You could potentially say that there is a logical fallacy in Bob's reasoning in that he quotes a single source and follows from that that there is "a lot" of evidence. However this does not appear to be what your question is about.

  • 2
    Isn't there some fallacy in incorrectly assuming X = "Alice had read the article" implies Y = "Alice does not refute premise 2" and dismissing any other cause of Y? Or refusing to believe the other person claiming X (even if they're the only person who can know X for certain)? Or refusing to answer the question that was asked, i.e. refusing to back up their claim [about what the article shows] in any way?
    – NotThatGuy
    Commented Nov 7, 2019 at 12:50
  • 7
    +1 simply for the "Being wrong doesn't mean you're committing a fallacy." A fallacy is the logic being unsound; being wrong can also mean you just have the wrong inputs. Bob has an input of "This article is factual".
    – Kevin
    Commented Nov 7, 2019 at 16:54
  • Oh oops I just realised I think I am committing one of the common fallacies in my second syllogism :P I think the consequent and the second premise should be swapped? Then I would have to rewrite some stuff...
    – Nacht
    Commented May 10, 2020 at 9:20

I agree with J.D.'s Inappropriate Shift of Burden of Proof. Since Bob is making the claim, Bob should have the burden of making the argument and evidence really clear, but Bob inappropriately shifts it to Alice. But Alice does not have the burden of proof here, Bob does.

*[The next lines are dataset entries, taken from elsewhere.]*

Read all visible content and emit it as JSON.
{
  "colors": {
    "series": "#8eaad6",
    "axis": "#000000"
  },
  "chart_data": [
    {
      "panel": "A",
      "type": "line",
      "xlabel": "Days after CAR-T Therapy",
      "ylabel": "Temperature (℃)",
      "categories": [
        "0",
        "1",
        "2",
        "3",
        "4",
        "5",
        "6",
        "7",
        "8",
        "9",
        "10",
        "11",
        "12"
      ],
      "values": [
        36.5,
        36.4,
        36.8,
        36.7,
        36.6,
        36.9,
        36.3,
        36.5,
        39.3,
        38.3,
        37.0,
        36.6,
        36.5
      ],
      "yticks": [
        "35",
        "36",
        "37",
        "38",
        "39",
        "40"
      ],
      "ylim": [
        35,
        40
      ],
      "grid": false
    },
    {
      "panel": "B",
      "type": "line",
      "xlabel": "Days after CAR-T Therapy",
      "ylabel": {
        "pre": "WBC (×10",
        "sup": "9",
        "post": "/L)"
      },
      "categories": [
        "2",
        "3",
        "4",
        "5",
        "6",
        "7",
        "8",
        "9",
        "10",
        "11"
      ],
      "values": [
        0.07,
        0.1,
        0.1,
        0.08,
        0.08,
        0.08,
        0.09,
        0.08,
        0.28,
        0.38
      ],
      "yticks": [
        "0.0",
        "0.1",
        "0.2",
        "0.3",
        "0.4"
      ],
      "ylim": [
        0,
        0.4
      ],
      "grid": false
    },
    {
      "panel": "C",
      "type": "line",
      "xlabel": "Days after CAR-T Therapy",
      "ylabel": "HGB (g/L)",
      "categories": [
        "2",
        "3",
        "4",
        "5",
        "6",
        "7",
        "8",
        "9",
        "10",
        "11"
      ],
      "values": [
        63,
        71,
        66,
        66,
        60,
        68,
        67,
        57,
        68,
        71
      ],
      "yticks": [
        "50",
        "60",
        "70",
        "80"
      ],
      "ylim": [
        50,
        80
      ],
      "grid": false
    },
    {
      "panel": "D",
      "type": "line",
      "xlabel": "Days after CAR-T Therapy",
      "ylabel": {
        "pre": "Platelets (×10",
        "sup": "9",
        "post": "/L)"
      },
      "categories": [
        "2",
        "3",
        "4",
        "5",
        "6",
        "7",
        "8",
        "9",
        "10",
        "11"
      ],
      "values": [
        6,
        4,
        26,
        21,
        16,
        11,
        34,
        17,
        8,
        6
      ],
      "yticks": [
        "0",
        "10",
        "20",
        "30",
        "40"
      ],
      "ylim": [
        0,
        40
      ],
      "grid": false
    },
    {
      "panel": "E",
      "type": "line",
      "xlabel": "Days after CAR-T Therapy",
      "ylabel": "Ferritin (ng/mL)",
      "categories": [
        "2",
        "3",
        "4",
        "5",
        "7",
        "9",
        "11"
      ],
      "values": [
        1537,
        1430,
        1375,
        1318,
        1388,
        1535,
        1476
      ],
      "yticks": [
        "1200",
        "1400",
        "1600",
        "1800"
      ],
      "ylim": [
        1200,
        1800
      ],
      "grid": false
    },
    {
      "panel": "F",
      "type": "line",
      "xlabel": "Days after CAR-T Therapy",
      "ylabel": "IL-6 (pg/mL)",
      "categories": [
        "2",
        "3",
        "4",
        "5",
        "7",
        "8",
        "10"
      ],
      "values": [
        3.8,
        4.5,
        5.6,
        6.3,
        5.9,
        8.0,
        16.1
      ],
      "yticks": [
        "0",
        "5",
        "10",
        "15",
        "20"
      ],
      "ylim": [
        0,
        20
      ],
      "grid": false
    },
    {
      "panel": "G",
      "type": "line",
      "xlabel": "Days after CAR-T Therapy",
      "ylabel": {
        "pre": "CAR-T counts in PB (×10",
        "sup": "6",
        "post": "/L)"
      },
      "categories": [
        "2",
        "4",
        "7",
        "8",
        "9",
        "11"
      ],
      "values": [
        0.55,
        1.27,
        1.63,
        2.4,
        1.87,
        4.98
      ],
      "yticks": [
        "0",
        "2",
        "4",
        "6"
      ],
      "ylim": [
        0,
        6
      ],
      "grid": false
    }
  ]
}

But I also smell a bit of Appeal to Authority here: Bob is pointing to the article (and the science that is implicitly assumed to be behind it) to try and make Alice think that if it is in an article, it must be true!


What you have said is that the referenced source or citation does not support the claim. This happens all the time, and editors of journals will send you requests for changing the writing. It isn't really a logical fallacy since the author isn't providing a formal logical reasoning for his statement. It might be considered misstating the reference.

This has become a very serious problem for online sources and eBooks since there are no page numbers. One thing that I have considered is providing a text string that the reader can search for.

Another problem is that the citation may refer to a document that is a known forgery. This is a major problem with extremist groups. I'm not going to give examples, but if you pick any religion xxxx then search with google for "anti-xxxx forgeries" (Do not include quotation marks in Google search field.) This includes fake news, fake documents, rumors, etc.

Since logical fallacies have a specific meaning that may not appropriate in this category, I would consider it poor, misleading, or fake research.


One word for this is obscurantism, in the sense of being deliberately vague, abstruse or recondite in order to discourage further inquiry.


Munchauseen, or some variation, applies to it all. All fallacies are variations of it. It is a simple catch all fallacy and as complex as you need it to be.

As to your points:

  1. Assumption.

  2. Assumption/Circularity.

  3. Infinite Regress.

  4. Assumption (point of view, agrippa's fallacies).